Corriere della Sera, 8 dicembre 2024
Recensione della "Forza del Destino" alla Scala
È così granitico, a senso unico, il nucleo tragico della Forza del destino, che Verdi vi cucì addosso tutto un mondo di trame e figure secondarie. E di registri stilistici: il tragico, il comico, il solenne, il triviale, il sacro, il guerresco. Questa drammaturgia dell’accumulo, piaccia o no, è la principale differenza della Forza rispetto alle opere di prima e di poi. Ed è anche l’origine non solo della circolazione non così massiccia dell’opera, ma anche dei dubbi e delle titubanze attraverso i quali deve passare l’interprete avvertito che affronti la sfida.
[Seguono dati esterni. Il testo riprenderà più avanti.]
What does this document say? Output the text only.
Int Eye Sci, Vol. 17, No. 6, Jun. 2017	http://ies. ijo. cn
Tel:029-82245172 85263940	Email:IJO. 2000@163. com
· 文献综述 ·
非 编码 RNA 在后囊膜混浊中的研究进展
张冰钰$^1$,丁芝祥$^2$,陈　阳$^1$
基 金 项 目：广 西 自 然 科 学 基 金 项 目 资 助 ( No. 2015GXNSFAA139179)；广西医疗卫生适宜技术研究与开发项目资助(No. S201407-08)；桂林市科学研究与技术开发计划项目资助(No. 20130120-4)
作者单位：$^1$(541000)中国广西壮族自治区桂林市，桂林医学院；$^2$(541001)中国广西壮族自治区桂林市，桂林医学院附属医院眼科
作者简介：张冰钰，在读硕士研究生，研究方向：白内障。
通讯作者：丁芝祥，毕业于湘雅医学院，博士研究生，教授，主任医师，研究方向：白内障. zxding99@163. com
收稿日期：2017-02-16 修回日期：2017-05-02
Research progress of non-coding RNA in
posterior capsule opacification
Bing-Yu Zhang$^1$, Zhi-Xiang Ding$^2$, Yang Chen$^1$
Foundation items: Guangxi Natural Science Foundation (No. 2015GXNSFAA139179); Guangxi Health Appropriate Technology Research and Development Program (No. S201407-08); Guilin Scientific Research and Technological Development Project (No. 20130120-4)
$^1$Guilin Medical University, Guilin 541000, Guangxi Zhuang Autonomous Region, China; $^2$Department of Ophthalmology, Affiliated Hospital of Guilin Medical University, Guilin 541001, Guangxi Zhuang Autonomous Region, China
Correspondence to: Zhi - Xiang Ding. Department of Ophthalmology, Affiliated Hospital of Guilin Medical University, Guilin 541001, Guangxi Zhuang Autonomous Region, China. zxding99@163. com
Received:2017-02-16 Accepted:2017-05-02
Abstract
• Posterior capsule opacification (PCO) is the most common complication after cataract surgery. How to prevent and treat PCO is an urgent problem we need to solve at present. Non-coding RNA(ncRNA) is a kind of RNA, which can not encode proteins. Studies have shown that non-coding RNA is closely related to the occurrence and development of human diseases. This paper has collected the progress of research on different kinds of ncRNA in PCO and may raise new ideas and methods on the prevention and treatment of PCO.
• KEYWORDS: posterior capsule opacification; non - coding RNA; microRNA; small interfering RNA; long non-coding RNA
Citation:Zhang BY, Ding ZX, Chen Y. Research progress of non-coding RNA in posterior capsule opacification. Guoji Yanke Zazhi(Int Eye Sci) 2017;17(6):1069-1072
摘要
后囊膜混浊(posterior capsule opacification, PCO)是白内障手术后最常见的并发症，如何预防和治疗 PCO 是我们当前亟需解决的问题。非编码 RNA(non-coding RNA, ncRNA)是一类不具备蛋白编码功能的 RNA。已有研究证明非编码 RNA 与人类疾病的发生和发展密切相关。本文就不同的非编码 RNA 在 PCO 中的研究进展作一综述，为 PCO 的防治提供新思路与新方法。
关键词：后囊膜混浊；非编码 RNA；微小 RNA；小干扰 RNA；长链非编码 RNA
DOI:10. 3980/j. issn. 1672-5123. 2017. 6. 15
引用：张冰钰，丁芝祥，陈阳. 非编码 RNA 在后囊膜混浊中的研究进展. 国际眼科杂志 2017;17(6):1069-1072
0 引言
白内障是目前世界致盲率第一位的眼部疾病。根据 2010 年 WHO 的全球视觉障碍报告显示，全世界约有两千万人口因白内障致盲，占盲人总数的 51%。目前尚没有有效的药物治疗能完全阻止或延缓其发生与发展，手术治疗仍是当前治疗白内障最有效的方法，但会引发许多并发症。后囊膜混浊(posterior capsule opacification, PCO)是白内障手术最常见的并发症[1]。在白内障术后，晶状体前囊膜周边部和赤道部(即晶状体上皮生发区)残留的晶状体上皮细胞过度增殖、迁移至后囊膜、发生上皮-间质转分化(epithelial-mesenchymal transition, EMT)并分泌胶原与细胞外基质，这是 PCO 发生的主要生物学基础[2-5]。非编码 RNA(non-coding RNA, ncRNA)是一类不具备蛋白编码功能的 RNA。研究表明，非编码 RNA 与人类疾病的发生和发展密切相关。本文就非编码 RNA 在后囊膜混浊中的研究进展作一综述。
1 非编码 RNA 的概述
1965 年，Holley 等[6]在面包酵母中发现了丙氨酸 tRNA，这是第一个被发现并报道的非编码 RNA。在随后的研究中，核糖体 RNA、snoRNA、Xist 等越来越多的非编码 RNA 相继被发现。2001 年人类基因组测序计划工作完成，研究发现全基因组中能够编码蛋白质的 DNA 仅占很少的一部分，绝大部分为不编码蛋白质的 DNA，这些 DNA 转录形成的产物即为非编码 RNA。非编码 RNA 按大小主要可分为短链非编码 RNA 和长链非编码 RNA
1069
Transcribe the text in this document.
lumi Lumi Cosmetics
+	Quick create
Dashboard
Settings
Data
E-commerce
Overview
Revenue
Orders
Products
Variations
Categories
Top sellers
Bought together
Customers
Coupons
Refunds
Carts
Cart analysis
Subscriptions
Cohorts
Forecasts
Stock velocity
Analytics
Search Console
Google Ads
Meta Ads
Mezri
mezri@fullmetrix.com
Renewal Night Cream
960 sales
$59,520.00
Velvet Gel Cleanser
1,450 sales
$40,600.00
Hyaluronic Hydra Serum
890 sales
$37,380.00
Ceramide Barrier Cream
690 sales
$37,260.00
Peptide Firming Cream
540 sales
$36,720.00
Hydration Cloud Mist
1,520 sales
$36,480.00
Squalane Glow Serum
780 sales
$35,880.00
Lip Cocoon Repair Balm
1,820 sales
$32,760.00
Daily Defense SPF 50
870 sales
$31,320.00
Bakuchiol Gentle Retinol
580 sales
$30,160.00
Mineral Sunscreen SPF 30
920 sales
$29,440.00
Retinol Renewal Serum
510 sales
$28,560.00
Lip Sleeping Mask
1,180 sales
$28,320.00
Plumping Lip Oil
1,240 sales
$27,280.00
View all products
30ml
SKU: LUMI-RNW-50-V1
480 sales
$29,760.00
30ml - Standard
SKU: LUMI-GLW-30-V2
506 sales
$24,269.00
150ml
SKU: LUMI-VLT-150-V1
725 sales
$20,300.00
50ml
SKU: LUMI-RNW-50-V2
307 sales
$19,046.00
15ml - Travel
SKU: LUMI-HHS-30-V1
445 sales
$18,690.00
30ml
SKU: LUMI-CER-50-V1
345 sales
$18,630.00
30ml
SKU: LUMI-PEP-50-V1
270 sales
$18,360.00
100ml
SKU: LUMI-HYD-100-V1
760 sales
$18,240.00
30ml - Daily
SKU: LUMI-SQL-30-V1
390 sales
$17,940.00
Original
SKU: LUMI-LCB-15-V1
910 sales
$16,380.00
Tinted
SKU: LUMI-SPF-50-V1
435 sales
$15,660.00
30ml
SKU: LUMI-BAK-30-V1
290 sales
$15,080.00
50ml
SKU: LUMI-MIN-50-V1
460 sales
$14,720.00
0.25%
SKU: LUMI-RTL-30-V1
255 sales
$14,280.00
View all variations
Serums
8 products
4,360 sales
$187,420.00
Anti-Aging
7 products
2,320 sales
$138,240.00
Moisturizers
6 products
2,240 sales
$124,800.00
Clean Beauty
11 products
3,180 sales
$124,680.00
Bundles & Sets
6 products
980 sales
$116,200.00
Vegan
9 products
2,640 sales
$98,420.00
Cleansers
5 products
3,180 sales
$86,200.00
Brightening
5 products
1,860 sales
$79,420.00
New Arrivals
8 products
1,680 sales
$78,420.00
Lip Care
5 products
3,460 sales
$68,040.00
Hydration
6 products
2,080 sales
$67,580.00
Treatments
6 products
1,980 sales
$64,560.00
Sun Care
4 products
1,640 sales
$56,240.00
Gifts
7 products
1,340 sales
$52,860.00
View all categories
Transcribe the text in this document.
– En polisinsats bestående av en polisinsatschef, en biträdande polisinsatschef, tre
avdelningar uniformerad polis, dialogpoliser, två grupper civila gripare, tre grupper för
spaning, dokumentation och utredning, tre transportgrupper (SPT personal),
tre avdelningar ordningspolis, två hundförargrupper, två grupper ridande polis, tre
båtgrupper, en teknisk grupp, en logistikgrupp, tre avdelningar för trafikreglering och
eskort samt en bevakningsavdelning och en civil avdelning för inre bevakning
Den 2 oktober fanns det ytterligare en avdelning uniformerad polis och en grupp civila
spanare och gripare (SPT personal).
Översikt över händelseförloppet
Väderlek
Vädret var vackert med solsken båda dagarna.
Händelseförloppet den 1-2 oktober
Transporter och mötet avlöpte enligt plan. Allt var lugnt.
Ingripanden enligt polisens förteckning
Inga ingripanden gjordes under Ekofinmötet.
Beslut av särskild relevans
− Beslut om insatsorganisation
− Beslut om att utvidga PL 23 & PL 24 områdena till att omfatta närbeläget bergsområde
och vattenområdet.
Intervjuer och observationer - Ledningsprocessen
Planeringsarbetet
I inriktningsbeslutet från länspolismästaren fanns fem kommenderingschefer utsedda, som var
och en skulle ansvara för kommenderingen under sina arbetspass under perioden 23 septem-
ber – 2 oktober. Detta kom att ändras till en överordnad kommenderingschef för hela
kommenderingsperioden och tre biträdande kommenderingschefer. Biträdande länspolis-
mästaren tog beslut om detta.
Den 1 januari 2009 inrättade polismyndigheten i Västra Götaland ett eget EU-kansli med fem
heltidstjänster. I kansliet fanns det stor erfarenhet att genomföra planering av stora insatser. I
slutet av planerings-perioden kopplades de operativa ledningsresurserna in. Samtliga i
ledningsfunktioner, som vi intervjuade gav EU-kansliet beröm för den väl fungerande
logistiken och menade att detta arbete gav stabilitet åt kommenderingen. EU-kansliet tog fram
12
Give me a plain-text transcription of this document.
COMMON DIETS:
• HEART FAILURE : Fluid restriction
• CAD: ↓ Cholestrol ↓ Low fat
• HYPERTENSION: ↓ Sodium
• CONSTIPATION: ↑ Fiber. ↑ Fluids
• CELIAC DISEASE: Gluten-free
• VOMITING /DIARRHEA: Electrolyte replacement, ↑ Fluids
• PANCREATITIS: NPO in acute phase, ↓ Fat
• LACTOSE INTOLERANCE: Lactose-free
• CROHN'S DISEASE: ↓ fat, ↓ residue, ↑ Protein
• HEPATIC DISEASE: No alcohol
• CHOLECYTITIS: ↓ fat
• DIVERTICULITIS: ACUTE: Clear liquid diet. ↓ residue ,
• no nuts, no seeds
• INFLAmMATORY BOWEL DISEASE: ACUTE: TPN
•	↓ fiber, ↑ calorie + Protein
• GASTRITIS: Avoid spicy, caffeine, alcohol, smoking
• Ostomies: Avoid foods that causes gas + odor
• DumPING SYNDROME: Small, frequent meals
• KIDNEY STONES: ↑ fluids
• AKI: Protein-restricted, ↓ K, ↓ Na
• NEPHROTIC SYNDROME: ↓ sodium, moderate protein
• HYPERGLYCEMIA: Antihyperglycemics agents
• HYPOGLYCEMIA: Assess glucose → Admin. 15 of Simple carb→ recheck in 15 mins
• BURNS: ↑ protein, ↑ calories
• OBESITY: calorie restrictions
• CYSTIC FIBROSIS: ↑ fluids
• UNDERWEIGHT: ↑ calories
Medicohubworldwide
L’esperienza – è il suo 18° titolo verdiano in carriera – e la tecnica suggeriscono a Chailly la definizione di un passo il più fluido possibile.
Non sono estremizzati i contrasti ma smussati gli angoli. Il che non significa però rinunciare ai tratti del «suo» Verdi, fatto di approfondimento analitico dei dettagli e di quell’equilibrio che a volte viene scambiato per freddezza. I tempi sono comodi a tratti ma non tanto da minare la logica di un passo teatrale logico e coerente. Spigliata e incisiva la Sinfonia, anche se gran cassa, timpani e piatti ci danno dentro più del necessario.
L’elemento di unità Leo Muscato lo individua invece nel filo rosso del tema permanentemente contemporaneo della guerra. Che gli atti siano differenziati (‘700-estate, ‘800-autunno, ‘900-inverno, giorni nostri-primavera), significa che non siamo in alcun luogo e in alcun tempo.
La struttura rotante crea a sua volta fluidità, definisce spazi sempre nuovi, buoni per la descrizione. Ci sono insomma illustrazione e astrazione. Sembra un ossimoro ma in realtà è scelta prudente. Non c’è il coraggio di altri suoi spettacoli. Ma è il Sant’Ambrogio scaligero, spettacolo complicato da allestire perché sempre a metà tra teatro e televisione. Come mettere un regista del livello di Muscato sul banco degli imputati?
Da lode Anna Netrebko. È smagrita ma la voce è morbida, pastosa e vellutata come sempre. Pieni voti anche a Ludovic Tézier, esemplare baritono verdiano.
Ottime qualità ma stile da affinare per Brian Jagde. Sufficienza piena per i numerosi comprimari. Di livello l’orchestra. Anche il coro, quando non si fa trascinare.